There are good reasons to believe that Edmundo González won the elections in Venezuela, there are no good reasons to believe anything similar about illegally occupied territories in Ukraine.

Comment by jjkaczor 1 day ago

Give the Mr. "New New Wars" another "peace prize"...

Comment by classified 1 day ago

> In July, the Trump administration walked back a February move to cut off U.S. oil giant Chevron from doing business in Venezuela.

"It's OK when it's our guy."

Comment by SilverElfin 1 day ago

Imagine saying vile things about Somalians for weeks and then turning into an actual Somalian pirate (EDIT: a small fraction of Somalians). What a farce.

Comment by monerozcash 1 day ago

I feel like associating piracy with Somalians like you just did is also bordering on "saying vile things about Somalia", presumably only a very small fraction of Somalians are pirates.

Just food for thought.

Comment by SilverElfin 1 day ago

I agree and point taken. But I also did not state or imply that most Somalians are pirates. I was just repeating the common racist memes I see on Twitter as a parody of them.

Comment by moomoo11 1 day ago

[flagged]

Comment by grafmax 1 day ago

Venezuela participates in a small portion of the illegal drug trade. US government officials have stated that they want Venezuela’s oil reserves. This is a transparent excuse for an oil grab.

Comment by moomoo11 1 day ago

So? And what about my point that fishermen don't move at 100 knots in speedboats filled with plastic wrapped packages they start dumping as soon as they're spotted?

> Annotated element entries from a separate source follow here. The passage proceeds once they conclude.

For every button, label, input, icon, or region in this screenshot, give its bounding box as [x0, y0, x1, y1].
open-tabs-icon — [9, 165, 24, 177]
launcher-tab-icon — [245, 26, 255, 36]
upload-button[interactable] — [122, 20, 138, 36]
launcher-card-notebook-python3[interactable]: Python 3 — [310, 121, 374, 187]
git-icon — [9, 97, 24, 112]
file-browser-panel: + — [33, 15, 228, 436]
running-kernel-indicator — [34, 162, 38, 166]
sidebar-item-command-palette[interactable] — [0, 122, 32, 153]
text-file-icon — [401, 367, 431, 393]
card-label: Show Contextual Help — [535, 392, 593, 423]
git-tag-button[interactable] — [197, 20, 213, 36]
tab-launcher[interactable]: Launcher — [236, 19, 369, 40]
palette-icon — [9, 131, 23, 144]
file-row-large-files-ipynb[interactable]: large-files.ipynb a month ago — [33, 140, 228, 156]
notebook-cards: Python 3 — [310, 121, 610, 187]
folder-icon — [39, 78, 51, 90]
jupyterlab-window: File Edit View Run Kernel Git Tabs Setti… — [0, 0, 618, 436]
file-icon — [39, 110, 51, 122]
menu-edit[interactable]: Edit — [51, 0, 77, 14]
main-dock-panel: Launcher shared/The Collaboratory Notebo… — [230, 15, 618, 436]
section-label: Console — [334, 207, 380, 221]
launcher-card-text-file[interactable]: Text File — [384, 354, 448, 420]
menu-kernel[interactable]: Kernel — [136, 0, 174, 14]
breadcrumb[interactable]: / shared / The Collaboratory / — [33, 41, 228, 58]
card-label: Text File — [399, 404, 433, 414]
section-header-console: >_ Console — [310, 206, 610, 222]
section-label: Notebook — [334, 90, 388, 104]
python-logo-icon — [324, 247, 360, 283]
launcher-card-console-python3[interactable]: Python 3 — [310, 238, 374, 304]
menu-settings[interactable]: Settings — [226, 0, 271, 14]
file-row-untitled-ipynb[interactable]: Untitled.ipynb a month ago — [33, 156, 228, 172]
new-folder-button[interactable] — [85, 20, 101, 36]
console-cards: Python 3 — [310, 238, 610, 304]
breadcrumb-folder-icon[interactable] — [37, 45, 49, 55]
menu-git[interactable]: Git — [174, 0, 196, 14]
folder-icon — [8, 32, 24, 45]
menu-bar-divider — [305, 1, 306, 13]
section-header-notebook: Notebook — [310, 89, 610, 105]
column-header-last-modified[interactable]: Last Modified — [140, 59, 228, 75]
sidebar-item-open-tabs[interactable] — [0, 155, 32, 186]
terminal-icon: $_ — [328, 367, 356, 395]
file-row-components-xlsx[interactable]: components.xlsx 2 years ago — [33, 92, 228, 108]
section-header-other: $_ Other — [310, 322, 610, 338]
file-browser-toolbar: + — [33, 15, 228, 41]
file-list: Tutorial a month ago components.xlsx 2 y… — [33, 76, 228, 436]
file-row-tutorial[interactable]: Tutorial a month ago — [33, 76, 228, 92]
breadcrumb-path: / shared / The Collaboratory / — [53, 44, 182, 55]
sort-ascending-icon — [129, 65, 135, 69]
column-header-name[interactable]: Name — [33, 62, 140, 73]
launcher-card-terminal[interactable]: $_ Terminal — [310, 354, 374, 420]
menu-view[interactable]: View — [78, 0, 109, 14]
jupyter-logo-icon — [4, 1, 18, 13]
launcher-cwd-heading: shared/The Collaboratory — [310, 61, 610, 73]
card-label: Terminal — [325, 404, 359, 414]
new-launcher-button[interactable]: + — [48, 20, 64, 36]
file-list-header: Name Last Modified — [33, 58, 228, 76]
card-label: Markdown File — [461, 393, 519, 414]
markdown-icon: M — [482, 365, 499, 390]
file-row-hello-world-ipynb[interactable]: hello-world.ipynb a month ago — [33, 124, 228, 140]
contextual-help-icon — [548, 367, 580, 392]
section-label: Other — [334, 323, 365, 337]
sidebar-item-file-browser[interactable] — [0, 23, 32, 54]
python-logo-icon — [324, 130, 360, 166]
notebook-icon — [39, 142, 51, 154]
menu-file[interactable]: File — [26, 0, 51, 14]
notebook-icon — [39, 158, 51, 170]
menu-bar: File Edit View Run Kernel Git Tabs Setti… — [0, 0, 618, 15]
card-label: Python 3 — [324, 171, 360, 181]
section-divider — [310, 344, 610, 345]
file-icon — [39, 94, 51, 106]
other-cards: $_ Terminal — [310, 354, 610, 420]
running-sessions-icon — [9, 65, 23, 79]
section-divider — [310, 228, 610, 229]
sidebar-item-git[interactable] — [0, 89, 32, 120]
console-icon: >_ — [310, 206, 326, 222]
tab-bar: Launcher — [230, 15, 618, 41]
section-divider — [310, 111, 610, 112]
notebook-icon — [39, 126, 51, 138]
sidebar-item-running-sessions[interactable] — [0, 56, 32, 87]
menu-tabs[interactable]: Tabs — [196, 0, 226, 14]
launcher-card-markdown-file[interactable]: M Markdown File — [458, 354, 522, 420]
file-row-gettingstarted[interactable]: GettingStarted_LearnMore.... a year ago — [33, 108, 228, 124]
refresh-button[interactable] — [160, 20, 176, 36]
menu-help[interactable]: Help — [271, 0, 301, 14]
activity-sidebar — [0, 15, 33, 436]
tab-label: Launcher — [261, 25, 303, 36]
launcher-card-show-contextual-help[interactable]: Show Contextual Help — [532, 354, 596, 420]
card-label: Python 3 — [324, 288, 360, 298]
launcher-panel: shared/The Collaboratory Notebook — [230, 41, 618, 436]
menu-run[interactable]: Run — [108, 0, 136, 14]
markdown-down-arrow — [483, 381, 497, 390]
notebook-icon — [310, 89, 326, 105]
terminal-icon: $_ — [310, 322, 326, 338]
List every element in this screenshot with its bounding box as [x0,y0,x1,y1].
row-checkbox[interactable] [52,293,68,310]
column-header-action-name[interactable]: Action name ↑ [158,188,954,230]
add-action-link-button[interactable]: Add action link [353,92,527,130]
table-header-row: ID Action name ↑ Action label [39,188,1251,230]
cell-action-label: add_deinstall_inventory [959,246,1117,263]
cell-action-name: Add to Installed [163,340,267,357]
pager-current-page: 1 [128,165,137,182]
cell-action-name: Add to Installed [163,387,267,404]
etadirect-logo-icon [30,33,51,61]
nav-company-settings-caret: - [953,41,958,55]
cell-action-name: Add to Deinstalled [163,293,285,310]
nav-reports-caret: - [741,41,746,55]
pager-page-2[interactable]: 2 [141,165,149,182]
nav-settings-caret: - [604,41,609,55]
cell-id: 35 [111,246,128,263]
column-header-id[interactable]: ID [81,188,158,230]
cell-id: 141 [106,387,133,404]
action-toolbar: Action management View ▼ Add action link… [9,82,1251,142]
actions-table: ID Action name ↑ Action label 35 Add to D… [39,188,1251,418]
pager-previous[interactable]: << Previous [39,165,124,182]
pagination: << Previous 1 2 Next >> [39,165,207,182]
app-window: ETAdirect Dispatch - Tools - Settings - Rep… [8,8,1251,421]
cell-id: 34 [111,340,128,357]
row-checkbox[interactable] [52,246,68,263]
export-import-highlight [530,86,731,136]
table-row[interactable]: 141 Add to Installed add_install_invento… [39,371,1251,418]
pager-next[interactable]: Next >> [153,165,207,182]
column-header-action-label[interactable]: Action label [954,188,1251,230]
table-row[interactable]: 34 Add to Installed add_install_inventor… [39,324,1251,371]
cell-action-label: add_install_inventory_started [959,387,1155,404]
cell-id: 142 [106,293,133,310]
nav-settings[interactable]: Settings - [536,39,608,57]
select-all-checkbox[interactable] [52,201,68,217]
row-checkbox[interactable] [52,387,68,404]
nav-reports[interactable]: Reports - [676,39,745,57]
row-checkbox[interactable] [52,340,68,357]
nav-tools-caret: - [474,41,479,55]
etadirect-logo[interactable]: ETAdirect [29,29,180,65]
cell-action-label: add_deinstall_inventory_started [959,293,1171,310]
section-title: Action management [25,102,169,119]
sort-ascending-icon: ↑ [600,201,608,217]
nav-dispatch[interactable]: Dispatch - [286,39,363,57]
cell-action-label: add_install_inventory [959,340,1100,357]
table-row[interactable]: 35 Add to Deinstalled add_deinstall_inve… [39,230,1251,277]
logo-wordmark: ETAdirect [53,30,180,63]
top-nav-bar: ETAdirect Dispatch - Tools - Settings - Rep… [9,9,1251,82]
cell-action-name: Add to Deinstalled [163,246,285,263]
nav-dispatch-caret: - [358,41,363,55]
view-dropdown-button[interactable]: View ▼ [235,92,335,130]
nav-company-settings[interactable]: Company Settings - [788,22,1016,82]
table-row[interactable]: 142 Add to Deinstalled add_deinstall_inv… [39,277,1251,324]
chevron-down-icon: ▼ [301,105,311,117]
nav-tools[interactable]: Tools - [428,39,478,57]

How does Venezuela have so much oil and yet their population suffers tremendously?

Let me guess that is also somehow the fault of USA/capitalism/colonialism?

Comment by dpkirchner 1 day ago

You seem to have more proof of their alleged crimes than the government has offered anyone else, where did you get it?

Comment by 1 day ago

Comment by Kim_Bruning 1 day ago

I haven't seen a source on plastic wrapped packages. Can you point to where that might be?

Comment by MisterTea 1 day ago

What does this have to do with an oil tanker?